Ao longo de todo o século XX, o biodiesel sempre foi um potencial combustível e utilizado em pequena escala em várias experiências desenvolvidas em diferentes ocasiões históricas. Quando da invenção dos motores á combustão no início do século passado Rudolph Diesel já o empregava em seus experimentos e considerava viável sua utilização. Durante a Segunda Guerra Mundial e mais tarde quando das duas grandes crises do petróleo de 1973 e 1976 a utilização de biocombustíveis para transporte proliferaram e desde então o interesse em seu aproveitamento como substituto dos combustíveis fósseis tem sido crescente.

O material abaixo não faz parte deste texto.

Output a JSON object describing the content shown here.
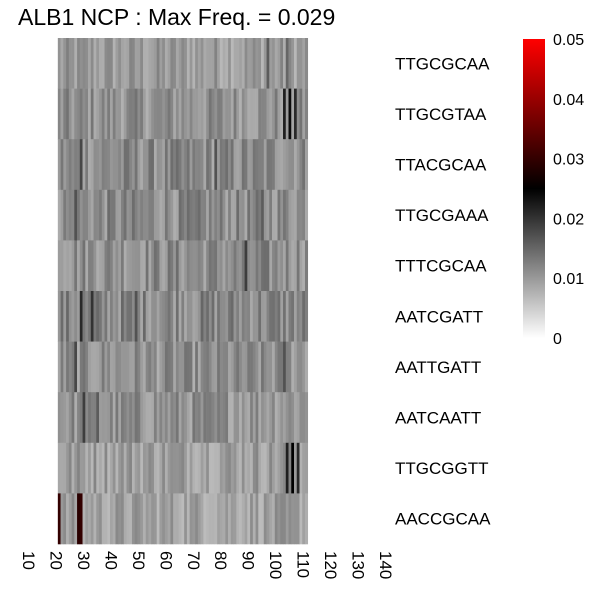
{
  "chart_data": {
    "type": "heatmap",
    "title": "ALB1 NCP : Max Freq. = 0.029",
    "x_ticks": [
      "10",
      "20",
      "30",
      "40",
      "50",
      "60",
      "70",
      "80",
      "90",
      "100",
      "110",
      "120",
      "130",
      "140"
    ],
    "x_range": [
      10,
      140
    ],
    "data_x_range": [
      21,
      111
    ],
    "rows": [
      {
        "label": "TTGCGCAA",
        "mean": 0.0095,
        "spikes": [
          {
            "x": 97,
            "v": 0.016
          },
          {
            "x": 104,
            "v": 0.015
          }
        ]
      },
      {
        "label": "TTGCGTAA",
        "mean": 0.0105,
        "spikes": [
          {
            "x": 103,
            "v": 0.022
          },
          {
            "x": 105,
            "v": 0.024
          },
          {
            "x": 107,
            "v": 0.021
          }
        ]
      },
      {
        "label": "TTACGCAA",
        "mean": 0.011,
        "spikes": [
          {
            "x": 29,
            "v": 0.018
          },
          {
            "x": 78,
            "v": 0.017
          }
        ]
      },
      {
        "label": "TTGCGAAA",
        "mean": 0.011,
        "spikes": [
          {
            "x": 27,
            "v": 0.017
          },
          {
            "x": 95,
            "v": 0.016
          }
        ]
      },
      {
        "label": "TTTCGCAA",
        "mean": 0.011,
        "spikes": [
          {
            "x": 89,
            "v": 0.019
          }
        ]
      },
      {
        "label": "AATCGATT",
        "mean": 0.0115,
        "spikes": [
          {
            "x": 29,
            "v": 0.021
          },
          {
            "x": 33,
            "v": 0.02
          },
          {
            "x": 49,
            "v": 0.017
          }
        ]
      },
      {
        "label": "AATTGATT",
        "mean": 0.0105,
        "spikes": [
          {
            "x": 27,
            "v": 0.018
          },
          {
            "x": 103,
            "v": 0.017
          }
        ]
      },
      {
        "label": "AATCAATT",
        "mean": 0.0105,
        "spikes": [
          {
            "x": 30,
            "v": 0.019
          },
          {
            "x": 35,
            "v": 0.016
          }
        ]
      },
      {
        "label": "TTGCGGTT",
        "mean": 0.0095,
        "spikes": [
          {
            "x": 104,
            "v": 0.022
          },
          {
            "x": 106,
            "v": 0.025
          },
          {
            "x": 108,
            "v": 0.021
          }
        ]
      },
      {
        "label": "AACCGCAA",
        "mean": 0.009,
        "spikes": [
          {
            "x": 21,
            "v": 0.03
          },
          {
            "x": 28,
            "v": 0.029
          },
          {
            "x": 29,
            "v": 0.03
          }
        ]
      }
    ],
    "colorbar": {
      "range": [
        0,
        0.05
      ],
      "ticks": [
        "0.05",
        "0.04",
        "0.03",
        "0.02",
        "0.01",
        "0"
      ],
      "colors": [
        "#ffffff",
        "#000000",
        "#ff0000"
      ]
    },
    "grid": false,
    "legend": "right"
  }
}
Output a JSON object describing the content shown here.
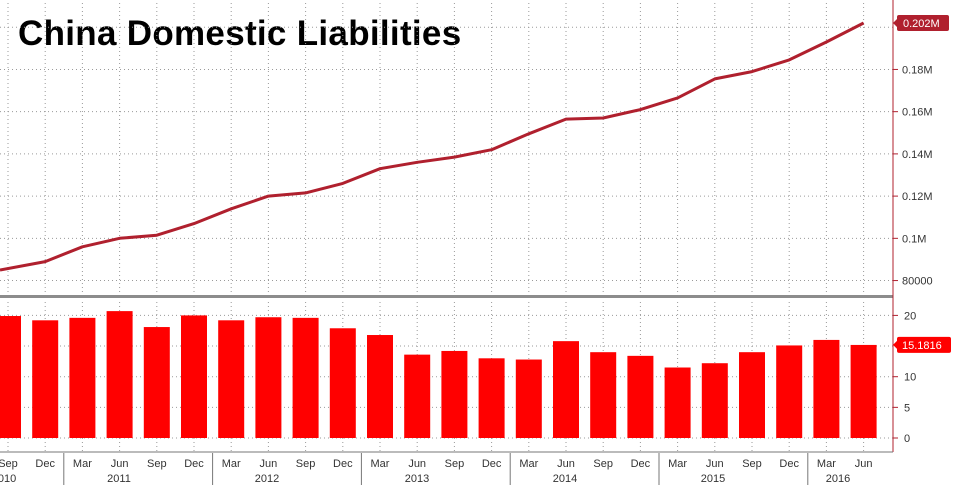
{
  "chart_data": [
    {
      "type": "line",
      "title": "China Domestic Liabilities",
      "color": "#b0202e",
      "x": [
        "2010-07",
        "2010-10",
        "2011-01",
        "2011-04",
        "2011-07",
        "2011-10",
        "2012-01",
        "2012-04",
        "2012-07",
        "2012-10",
        "2013-01",
        "2013-04",
        "2013-07",
        "2013-10",
        "2014-01",
        "2014-04",
        "2014-07",
        "2014-10",
        "2015-01",
        "2015-04",
        "2015-07",
        "2015-10",
        "2016-01",
        "2016-04"
      ],
      "values": [
        85000,
        89000,
        96000,
        100000,
        101500,
        107000,
        114000,
        120000,
        121500,
        126000,
        133000,
        136000,
        138500,
        142000,
        149500,
        156500,
        157000,
        161000,
        166500,
        175500,
        179000,
        184500,
        193000,
        202000
      ],
      "ylim": [
        75000,
        210000
      ],
      "y_ticks": [
        {
          "value": 80000,
          "label": "80000"
        },
        {
          "value": 100000,
          "label": "0.1M"
        },
        {
          "value": 120000,
          "label": "0.12M"
        },
        {
          "value": 140000,
          "label": "0.14M"
        },
        {
          "value": 160000,
          "label": "0.16M"
        },
        {
          "value": 180000,
          "label": "0.18M"
        }
      ],
      "last_value_label": "0.202M",
      "grid": true
    },
    {
      "type": "bar",
      "color": "#ff0000",
      "x": [
        "2010-07",
        "2010-10",
        "2011-01",
        "2011-04",
        "2011-07",
        "2011-10",
        "2012-01",
        "2012-04",
        "2012-07",
        "2012-10",
        "2013-01",
        "2013-04",
        "2013-07",
        "2013-10",
        "2014-01",
        "2014-04",
        "2014-07",
        "2014-10",
        "2015-01",
        "2015-04",
        "2015-07",
        "2015-10",
        "2016-01",
        "2016-04"
      ],
      "values": [
        19.9,
        19.2,
        19.6,
        20.7,
        18.1,
        20.0,
        19.2,
        19.7,
        19.6,
        17.9,
        16.8,
        13.6,
        14.2,
        13.0,
        12.8,
        15.8,
        14.0,
        13.4,
        11.5,
        12.2,
        14.0,
        15.1,
        16.0,
        15.1816
      ],
      "ylim": [
        -1,
        22
      ],
      "y_ticks": [
        {
          "value": 0,
          "label": "0"
        },
        {
          "value": 5,
          "label": "5"
        },
        {
          "value": 10,
          "label": "10"
        },
        {
          "value": 20,
          "label": "20"
        }
      ],
      "last_value_label": "15.1816",
      "grid": true
    }
  ],
  "x_axis": {
    "month_labels": [
      "Sep",
      "Dec",
      "Mar",
      "Jun",
      "Sep",
      "Dec",
      "Mar",
      "Jun",
      "Sep",
      "Dec",
      "Mar",
      "Jun",
      "Sep",
      "Dec",
      "Mar",
      "Jun",
      "Sep",
      "Dec",
      "Mar",
      "Jun",
      "Sep",
      "Dec",
      "Mar",
      "Jun"
    ],
    "year_labels": [
      "2010",
      "2011",
      "2012",
      "2013",
      "2014",
      "2015",
      "2016"
    ]
  }
}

O biodiesel pode ser produzido a partir de óleos vegetais ou animais. Entre os vegetais mais comuns utilizados na produção desta renovável fonte energética encontra-se a canola, o girassol, a soja e o óleo de palma produzido em grande escala na Malásia e na Indonésia. A Alemanha em 2005 processou 1.920 milhões de litros é o maior produtor mundial de biodiesel extraído basicamente da beterraba. Naquele ano, a França, o segundo maior produtor, beneficiou 511 milhões e os Estados Unidos, 290 milhões. Embora a Malásia e a Indonésia sejam os maiores produtores do insumo de maior rendimento na produção de biodiesel seu processamento nesses dois países ainda encontra-se em fase experimental. Em 2005, Estados Unidos, União Européia e o Brasil foram responsáveis por 95% da produção mundial de biocombustíveis sendo na seqüência o Canadá, a China e a Índia os maiores produtores.